Vue aérienne de la faïencerie, 1936
1998
In 1998, after the sale of land owned by Royal Boch, the city of La Louvière was keen to avoid an eyesore in the heart of the city. As part of the company’s restructuring, the factory’s prestigious administrative building was sold and demolished to make way for a new cinema, the Pescatore project, which was subsequently abandoned. This was nothing other than heresy in terms of heritage since it contained polychrome faience murals by Raymond-Henri Chevallier. Following that, a communal development plan was developed to completely restore the 16-hectare industrial site and incorporate it in the new urban fabric. It was envisaged that the company would occupy more suitable premises with support from Objective 1 and that a museum would be created around the bottle kilns.
2000
In 2000, Frédéric de Mévius and Diane Hennebert laid the foundations for the new iteration of the Boch Keramis Foundation, with the mission of collecting and studying traces of the past, holding exhibitions, publishing studies and reproducing old pieces using the expertise the company still had. As well as activities to collect items and documents, the Boch Keramis Foundation also campaigned for the disused building containing the three bottle kilns to be listed since these are unique examples of the technology used to fire ceramic products (faience and stoneware) in the 19th century.
2003
A ministerial decree of 25 August 2003 ordered the listing of parts of the factory, the three bottle kilns and the building housing them, and the workshop south of the bottle kilns. Invited to join the science committee of the Boch Keramis Foundation in 2003, the Royal Museum of Mariemont suggested a partnership with the foundation to develop a more ambitious centre that would go on to become the Ceramics Centre of the French Community. The project received the immediate support of Fadila Laanan, the Minister of Culture and Audiovisual Affairs of the French Community.
2008
On 17 November 2008, with the company badly hit by the general decline in consumption and falling sales, the company was unable to pay its suppliers and was put in a pre-bankruptcy scheme for six months.
2009
The company was declared bankrupt on 26 February. The workers occupied the factory, a move that was captured by the photographer Véronique Vercheval who went on to publish a collection of portraits of the last workers. In June, the factory was taken over by the Brussels-based businessman Patrick De Mayer and most of the workers kept their jobs.

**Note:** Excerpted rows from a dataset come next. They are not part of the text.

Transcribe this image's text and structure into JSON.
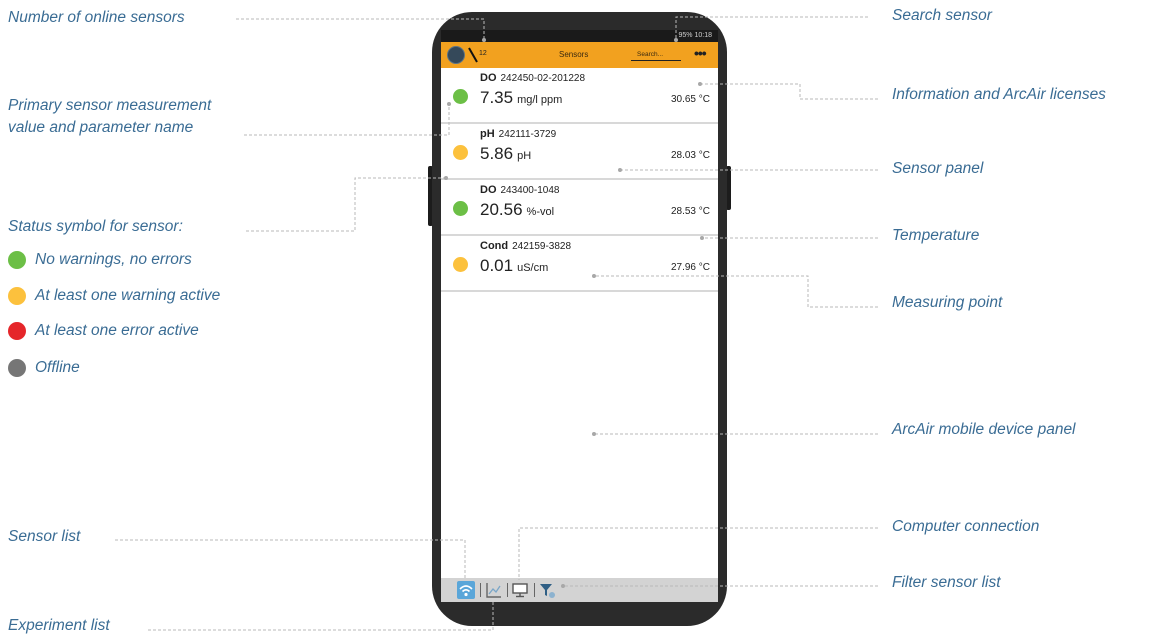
{
  "callouts": {
    "online_sensors": "Number of online sensors",
    "search_sensor": "Search sensor",
    "primary_measurement_line1": "Primary sensor measurement",
    "primary_measurement_line2": "value and parameter name",
    "info_licenses": "Information and ArcAir licenses",
    "sensor_panel": "Sensor panel",
    "status_symbol": "Status symbol for sensor:",
    "temperature": "Temperature",
    "measuring_point": "Measuring point",
    "mobile_device_panel": "ArcAir mobile device panel",
    "sensor_list": "Sensor list",
    "computer_connection": "Computer connection",
    "filter_sensor_list": "Filter sensor list",
    "experiment_list": "Experiment list"
  },
  "status_legend": [
    {
      "label": "No warnings, no errors",
      "color": "#6cbf46"
    },
    {
      "label": "At least one warning active",
      "color": "#fcc13d"
    },
    {
      "label": "At least one error active",
      "color": "#e5262a"
    },
    {
      "label": "Offline",
      "color": "#767676"
    }
  ],
  "app": {
    "status_bar": "95% 10:18",
    "online_count": "12",
    "title": "Sensors",
    "search_placeholder": "Search...",
    "menu": "•••",
    "accent": "#f2a11f"
  },
  "sensors": [
    {
      "param": "DO",
      "id": "242450-02-201228",
      "value": "7.35",
      "unit": "mg/l ppm",
      "temp": "30.65 °C",
      "status_color": "#6cbf46"
    },
    {
      "param": "pH",
      "id": "242111-3729",
      "value": "5.86",
      "unit": "pH",
      "temp": "28.03 °C",
      "status_color": "#fcc13d"
    },
    {
      "param": "DO",
      "id": "243400-1048",
      "value": "20.56",
      "unit": "%-vol",
      "temp": "28.53 °C",
      "status_color": "#6cbf46"
    },
    {
      "param": "Cond",
      "id": "242159-3828",
      "value": "0.01",
      "unit": "uS/cm",
      "temp": "27.96 °C",
      "status_color": "#fcc13d"
    }
  ],
  "bottom_icons": [
    "wifi-icon",
    "chart-icon",
    "monitor-icon",
    "filter-icon"
  ]
}
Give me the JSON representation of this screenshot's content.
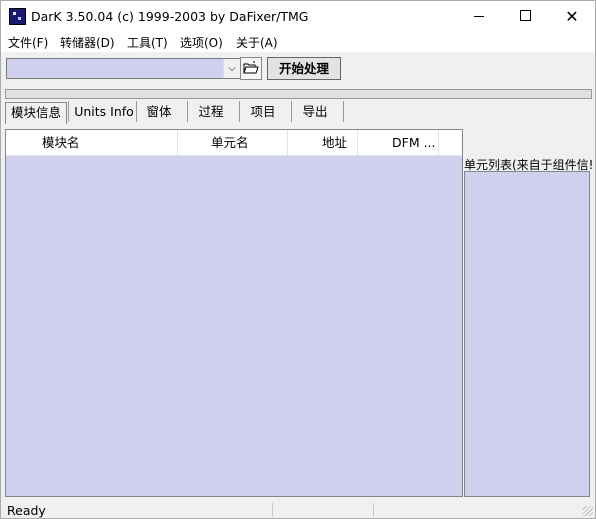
{
  "window": {
    "title": "DarK 3.50.04 (c) 1999-2003 by DaFixer/TMG",
    "controls": {
      "close": "✕"
    }
  },
  "menu": [
    "文件(F)",
    "转储器(D)",
    "工具(T)",
    "选项(O)",
    "关于(A)"
  ],
  "toolbar": {
    "combo_value": "",
    "open_icon": "folder-open-icon",
    "start_label": "开始处理"
  },
  "progress": {
    "fraction": 0
  },
  "tabs": [
    "模块信息",
    "Units Info",
    "窗体",
    "过程",
    "项目",
    "导出"
  ],
  "active_tab": "模块信息",
  "list": {
    "columns": [
      "模块名",
      "单元名",
      "地址",
      "DFM ..."
    ],
    "rows": []
  },
  "side_panel": {
    "label": "单元列表(来自于组件信!",
    "items": []
  },
  "status": {
    "text": "Ready"
  },
  "colors": {
    "list_background": "#cfcfee",
    "window_background": "#f0f0f0"
  }
}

Keramis – the Ceramics Centre of the French Community was founded at a general meeting on 19 March 2009.
On 3 April 2010, a jury selected five architectural firms (Holoffe & Vermeersch Architecture, Coton De Visscher-Lelion-Nottebaert-Vincentelli, Atelier d’Architecture Georges Eric Lantair, C-NrGy and L’Escaut-Bauwers) to submit designs for the project. On 29 September, they selected Coton De Visscher-Lelion-Nottebaert-Vincentelli.
2011
Despite the many promises made, the new owner did not re-hire the staff and the infrastructure was dismantled without any new investment. Bankruptcy was declared on 7 April 2011, all industrial activities stopped for good and all the workers lost their jobs. The former employees reunited at the Compagnie Maritime theatre and staged a play that premiered at Le Palace in La Louvière in March 2012.
2015
Keramis – the Ceramics Centre of the Wallonia-Brussels Federation opened its doors on 8 May 2015.
The Belgian architect and painter Jean Glibert created the painted decoration on the building’s external envelope in a motif that echoes the cracks on the surface of faience objects.
Supported by Mons 2015, the Belgian ceramicist Emile Desmedt produced a monumental kiln sculpture in the grounds of Keramis. Fired on site in an “internal fire”, the work has the shape of a germinating seed. The sculpture has become a firm fixture on La Louvière’s landscape.